1) Let's find how much iodide reacted with the sulfur dioxide. There appears to be some iodide left over; hence the second reaction. So the iodide that reacted must be the total iodide added minus the iodide that reacted in the second equation.

The moles of iodide added is the volume multiplied by the molarity of the iodide, since the volume units will cancel out. Volume must be converted to liters. All in all, we get that she added 2.034 * 10^-4 moles of iodide.

What part of that is actually used? Well, the amount of excess iodide is similarly [(11.37 mL / 1000) * 0.0105 M thiosulfate]/2, since thiosulfate reacts with the remaining iodide in a 1:2 ratio.

That's 5.969*10^-5 moles of iodide excess.

Therefore the amount of iodide that reacted with SO2 is 2.034 * 10^-4 moles of iodide - 5.969*10^-5 moles of iodide = 1.43 * 10^-4 moles.

2) How many moles of SO2 were there?

Well, SO2 reacts with iodide in a 2:1 ratio. So there must have been twice the number of moles of SO2 as there were iodide that actually reacted. Or in other words, 2.87 * 10^-4 moles.

Okay.

3) V = nRT/P.

We can plug in numbers into the ideal gas law now. T = 311 K. P = 70/76 atm.

I get the volume is 0.00796 L.

This isn't an answer choice, and it's because we're looking for a percentage, not an absolute value.

Since the liters of air is 500 mL or 0.5 L, I divide the volume of SO2 by 0.5, effectively multiplying it, and I get 0.0159. Or 1.59%.

Questions:

1) I know my answer is correct. Is my reasoning sound?

2) Is there a faster way to do this? An alternate way to do this? Or is this pretty much the standard process: find what reacted, how much of what reacted - basically - going backwards?
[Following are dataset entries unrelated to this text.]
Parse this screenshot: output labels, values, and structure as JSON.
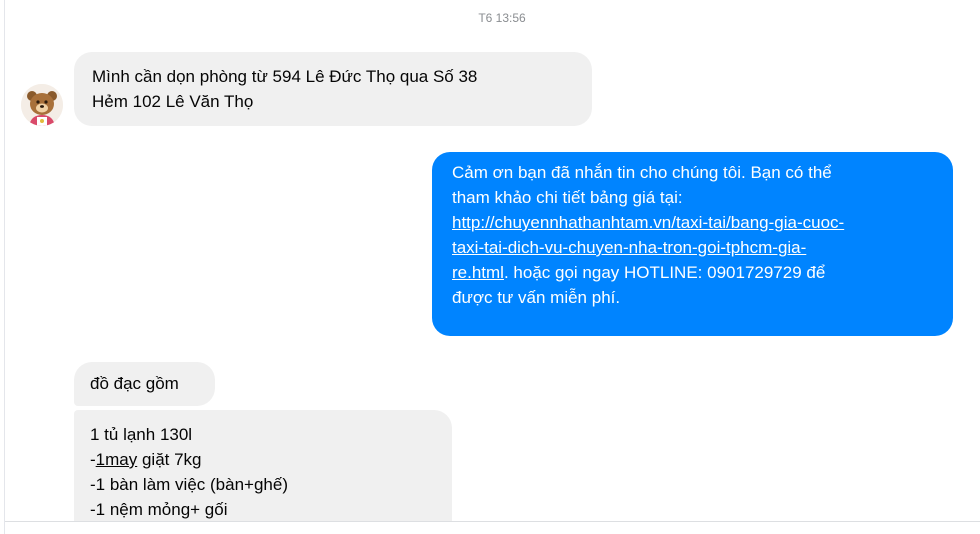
{
  "conversation": {
    "timestamp": "T6 13:56",
    "messages": [
      {
        "lines": [
          "Mình cần dọn phòng từ 594 Lê Đức Thọ qua Số 38",
          "Hẻm 102 Lê Văn Thọ"
        ]
      },
      {
        "line1": "Cảm ơn bạn đã nhắn tin cho chúng tôi. Bạn có thể",
        "line2": "tham khảo chi tiết bảng giá tại:",
        "link_line1": "http://chuyennhathanhtam.vn/taxi-tai/bang-gia-cuoc-",
        "link_line2": "taxi-tai-dich-vu-chuyen-nha-tron-goi-tphcm-gia-",
        "link_line3": "re.html",
        "line5_rest": ". hoặc gọi ngay HOTLINE: 0901729729 để",
        "line6": "được tư vấn miễn phí."
      },
      {
        "text": "đồ đạc gồm"
      },
      {
        "line1": "1 tủ lạnh 130l",
        "line2_prefix": "-",
        "line2_underlined": "1may",
        "line2_rest": " giặt 7kg",
        "line3": "-1 bàn làm việc (bàn+ghế)",
        "line4": "-1 nệm mỏng+ gối"
      }
    ]
  },
  "colors": {
    "outgoing_bubble": "#0084ff",
    "incoming_bubble": "#f0f0f0"
  }
}
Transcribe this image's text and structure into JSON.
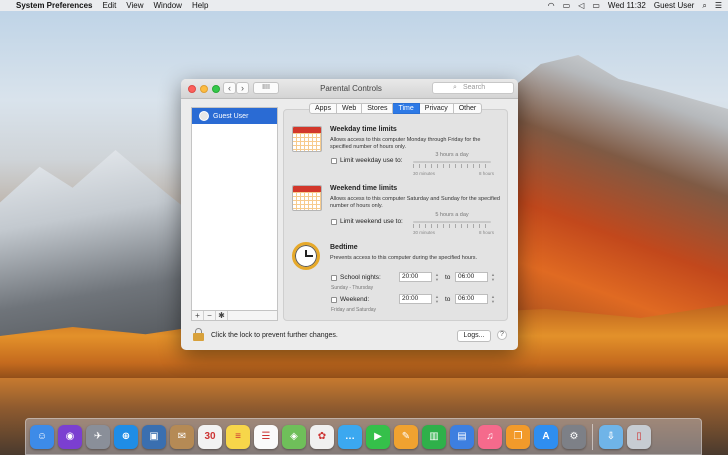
{
  "menubar": {
    "app_name": "System Preferences",
    "menus": [
      "Edit",
      "View",
      "Window",
      "Help"
    ],
    "clock": "Wed 11:32",
    "user": "Guest User"
  },
  "window": {
    "title": "Parental Controls",
    "search_placeholder": "Search",
    "grid_button": "IIII"
  },
  "sidebar": {
    "users": [
      {
        "label": "Guest User"
      }
    ],
    "add": "+",
    "remove": "−",
    "gear": "✱"
  },
  "tabs": [
    {
      "label": "Apps",
      "active": false
    },
    {
      "label": "Web",
      "active": false
    },
    {
      "label": "Stores",
      "active": false
    },
    {
      "label": "Time",
      "active": true
    },
    {
      "label": "Privacy",
      "active": false
    },
    {
      "label": "Other",
      "active": false
    }
  ],
  "weekday": {
    "title": "Weekday time limits",
    "description": "Allows access to this computer Monday through Friday for the specified number of hours only.",
    "checkbox_label": "Limit weekday use to:",
    "slider_value": "3 hours a day",
    "slider_min": "30 minutes",
    "slider_max": "8 hours",
    "slider_fraction": 0.35
  },
  "weekend": {
    "title": "Weekend time limits",
    "description": "Allows access to this computer Saturday and Sunday for the specified number of hours only.",
    "checkbox_label": "Limit weekend use to:",
    "slider_value": "5 hours a day",
    "slider_min": "30 minutes",
    "slider_max": "8 hours",
    "slider_fraction": 0.6
  },
  "bedtime": {
    "title": "Bedtime",
    "description": "Prevents access to this computer during the specified hours.",
    "school_nights_label": "School nights:",
    "school_nights_sub": "Sunday - Thursday",
    "school_from": "20:00",
    "school_to": "06:00",
    "weekend_label": "Weekend:",
    "weekend_sub": "Friday and Saturday",
    "weekend_from": "20:00",
    "weekend_to": "06:00",
    "to_label": "to"
  },
  "footer": {
    "lock_text": "Click the lock to prevent further changes.",
    "logs_button": "Logs...",
    "help_button": "?"
  },
  "dock": {
    "items": [
      {
        "name": "finder-icon",
        "color": "#3d8be8",
        "glyph": "☺"
      },
      {
        "name": "siri-icon",
        "color": "#7b3fd1",
        "glyph": "◉"
      },
      {
        "name": "launchpad-icon",
        "color": "#8a8f99",
        "glyph": "✈"
      },
      {
        "name": "safari-icon",
        "color": "#1f8de6",
        "glyph": "⊕"
      },
      {
        "name": "photo-booth-icon",
        "color": "#3a6fb0",
        "glyph": "▣"
      },
      {
        "name": "contacts-icon",
        "color": "#b58a55",
        "glyph": "✉"
      },
      {
        "name": "calendar-icon",
        "color": "#f2f2f2",
        "glyph": "30"
      },
      {
        "name": "notes-icon",
        "color": "#f7d64a",
        "glyph": "≡"
      },
      {
        "name": "reminders-icon",
        "color": "#fafafa",
        "glyph": "☰"
      },
      {
        "name": "maps-icon",
        "color": "#6fbf5a",
        "glyph": "◈"
      },
      {
        "name": "photos-icon",
        "color": "#f0f0f0",
        "glyph": "✿"
      },
      {
        "name": "messages-icon",
        "color": "#3ba8f0",
        "glyph": "…"
      },
      {
        "name": "facetime-icon",
        "color": "#35c04a",
        "glyph": "▶"
      },
      {
        "name": "pages-icon",
        "color": "#f0a230",
        "glyph": "✎"
      },
      {
        "name": "numbers-icon",
        "color": "#2fb04a",
        "glyph": "▥"
      },
      {
        "name": "keynote-icon",
        "color": "#3d7fe0",
        "glyph": "▤"
      },
      {
        "name": "itunes-icon",
        "color": "#f56a8c",
        "glyph": "♫"
      },
      {
        "name": "ibooks-icon",
        "color": "#f29a2a",
        "glyph": "❐"
      },
      {
        "name": "app-store-icon",
        "color": "#2f8ef0",
        "glyph": "A"
      },
      {
        "name": "system-preferences-icon",
        "color": "#7d8087",
        "glyph": "⚙"
      },
      {
        "name": "downloads-folder-icon",
        "color": "#6fb4e8",
        "glyph": "⇩"
      },
      {
        "name": "trash-icon",
        "color": "#c7ccd2",
        "glyph": "▯"
      }
    ]
  },
  "colors": {
    "accent": "#2d79e6",
    "selection": "#2a6bd4"
  }
}
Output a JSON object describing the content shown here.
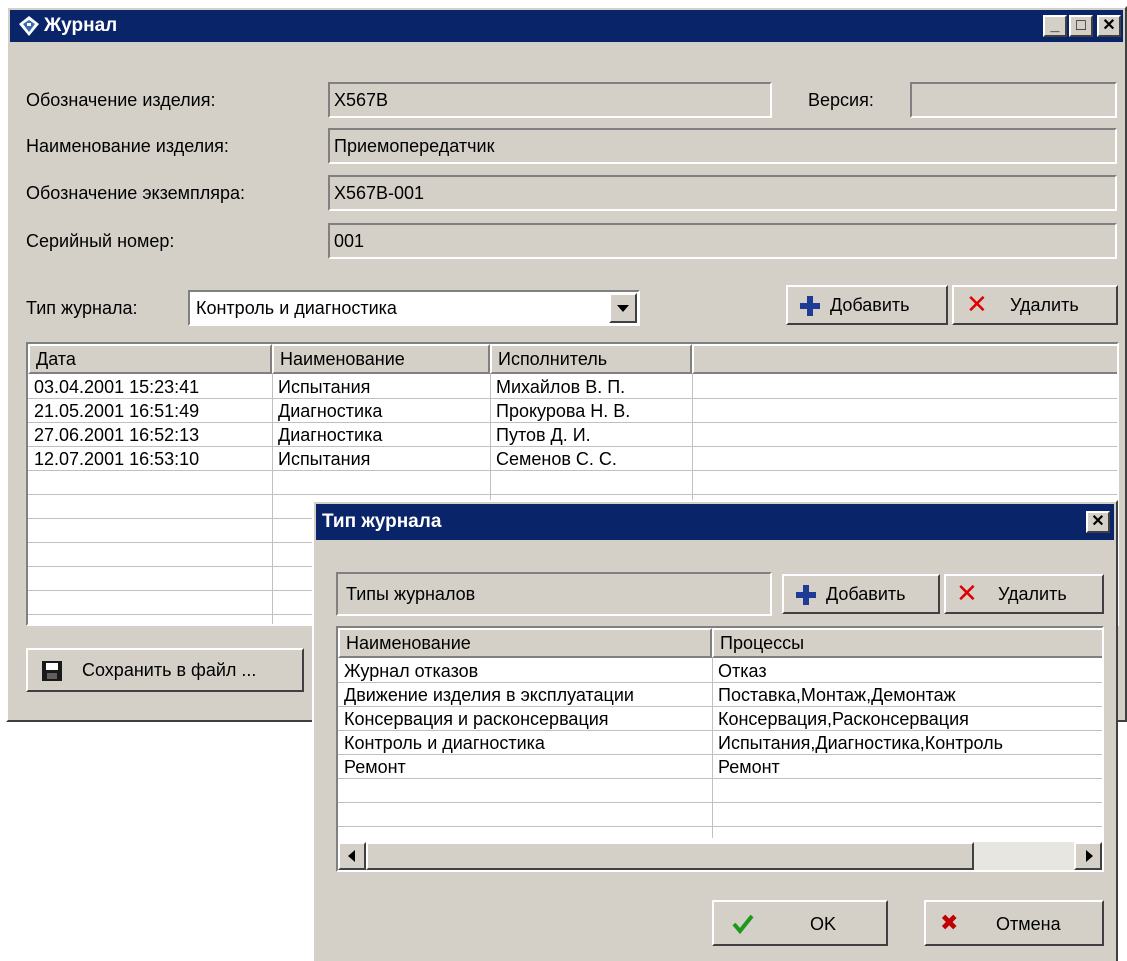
{
  "main_window": {
    "title": "Журнал",
    "minimize": "_",
    "maximize": "□",
    "close": "✕"
  },
  "form": {
    "product_designation_label": "Обозначение изделия:",
    "product_designation_value": "X567B",
    "version_label": "Версия:",
    "version_value": "",
    "product_name_label": "Наименование изделия:",
    "product_name_value": "Приемопередатчик",
    "instance_designation_label": "Обозначение экземпляра:",
    "instance_designation_value": "X567B-001",
    "serial_label": "Серийный номер:",
    "serial_value": "001",
    "journal_type_label": "Тип журнала:",
    "journal_type_value": "Контроль и диагностика"
  },
  "toolbar": {
    "add_label": "Добавить",
    "delete_label": "Удалить"
  },
  "journal_table": {
    "columns": [
      "Дата",
      "Наименование",
      "Исполнитель"
    ],
    "rows": [
      [
        "03.04.2001  15:23:41",
        "Испытания",
        "Михайлов В. П."
      ],
      [
        "21.05.2001  16:51:49",
        "Диагностика",
        "Прокурова Н. В."
      ],
      [
        "27.06.2001  16:52:13",
        "Диагностика",
        "Путов Д. И."
      ],
      [
        "12.07.2001  16:53:10",
        "Испытания",
        "Семенов С. С."
      ]
    ]
  },
  "save_button_label": "Сохранить в файл ...",
  "dialog": {
    "title": "Тип журнала",
    "close": "✕",
    "group_label": "Типы журналов",
    "add_label": "Добавить",
    "delete_label": "Удалить",
    "columns": [
      "Наименование",
      "Процессы"
    ],
    "rows": [
      [
        "Журнал отказов",
        "Отказ"
      ],
      [
        "Движение изделия в эксплуатации",
        "Поставка,Монтаж,Демонтаж"
      ],
      [
        "Консервация и расконсервация",
        "Консервация,Расконсервация"
      ],
      [
        "Контроль и диагностика",
        "Испытания,Диагностика,Контроль"
      ],
      [
        "Ремонт",
        "Ремонт"
      ]
    ],
    "ok_label": "OK",
    "cancel_label": "Отмена"
  },
  "colors": {
    "titlebar": "#0a246a",
    "face": "#d4d0c8",
    "plus": "#1e3c96",
    "delete": "#e00000",
    "ok": "#1a9a1a"
  }
}
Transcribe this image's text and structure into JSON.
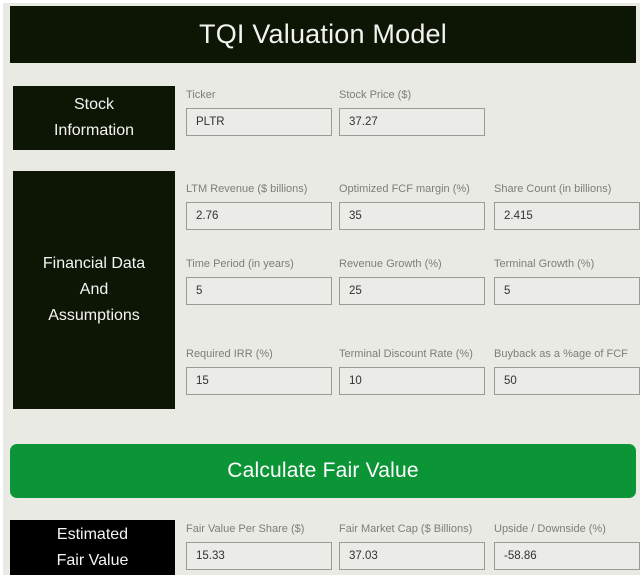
{
  "header": {
    "title": "TQI Valuation Model",
    "background": "#0d1505",
    "text_color": "#f2f3f0"
  },
  "theme": {
    "page_background": "#eaeae5",
    "panel_dark": "#0d1505",
    "panel_black": "#000000",
    "accent_green": "#0b9537",
    "input_background": "#ebebe8",
    "input_border": "#9a9a96",
    "label_color": "#7d7d79"
  },
  "sections": {
    "stock": {
      "panel_label": "Stock\nInformation",
      "panel_label_line1": "Stock",
      "panel_label_line2": "Information",
      "fields": [
        {
          "label": "Ticker",
          "value": "PLTR",
          "placeholder": "Ticker"
        },
        {
          "label": "Stock Price ($)",
          "value": "37.27",
          "placeholder": "Stock Price ($)"
        }
      ]
    },
    "financial": {
      "panel_label_line1": "Financial Data",
      "panel_label_line2": "And",
      "panel_label_line3": "Assumptions",
      "fields": [
        {
          "label": "LTM Revenue ($ billions)",
          "value": "2.76",
          "placeholder": "LTM Revenue ($ billions)"
        },
        {
          "label": "Optimized FCF margin (%)",
          "value": "35",
          "placeholder": "Optimized FCF margin (%)"
        },
        {
          "label": "Share Count (in billions)",
          "value": "2.415",
          "placeholder": "Share Count (in billions)"
        },
        {
          "label": "Time Period (in years)",
          "value": "5",
          "placeholder": "Time Period (in years)"
        },
        {
          "label": "Revenue Growth (%)",
          "value": "25",
          "placeholder": "Revenue Growth (%)"
        },
        {
          "label": "Terminal Growth (%)",
          "value": "5",
          "placeholder": "Terminal Growth (%)"
        },
        {
          "label": "Required IRR (%)",
          "value": "15",
          "placeholder": "Required IRR (%)"
        },
        {
          "label": "Terminal Discount Rate (%)",
          "value": "10",
          "placeholder": "Terminal Discount Rate (%)"
        },
        {
          "label": "Buyback as a %age of FCF",
          "value": "50",
          "placeholder": "Buyback as a %age of FCF"
        }
      ]
    },
    "estimated": {
      "panel_label_line1": "Estimated",
      "panel_label_line2": "Fair Value",
      "fields": [
        {
          "label": "Fair Value Per Share ($)",
          "value": "15.33",
          "placeholder": "Fair Value Per Share ($)"
        },
        {
          "label": "Fair Market Cap ($ Billions)",
          "value": "37.03",
          "placeholder": "Fair Market Cap ($ Billions)"
        },
        {
          "label": "Upside / Downside (%)",
          "value": "-58.86",
          "placeholder": "Upside / Downside (%)"
        }
      ]
    }
  },
  "calculate_button": {
    "label": "Calculate Fair Value"
  }
}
Last edited by a moderator: May 6, 2017
2. Nov 18, 2013

Staff: Mentor

Yes. When they say volume percent, what they really mean is mole percent. You therefore use the ideal gas law to calculate the number of moles of gas there are, and you know how many moles of SO2 are in the sample. So, you then calculate the mole percent of SO2.

3. Nov 19, 2013

Qube

This is true because volume is proportional to number of moles, correct?

4. Nov 19, 2013

Staff: Mentor

I've always had trouble accepting the concept of assigning part of the total volume to each species in a gaseous solution of 2 or more intimately mixed species. So I never understood the rationale in calling the mole fraction of a species in a gas its volume fraction.

Chet

5. Nov 19, 2013

Staff: Mentor

Technically these are identical, whether the gases are mixed, or separated. (At least as long as the gas is well approximated as an ideal gas).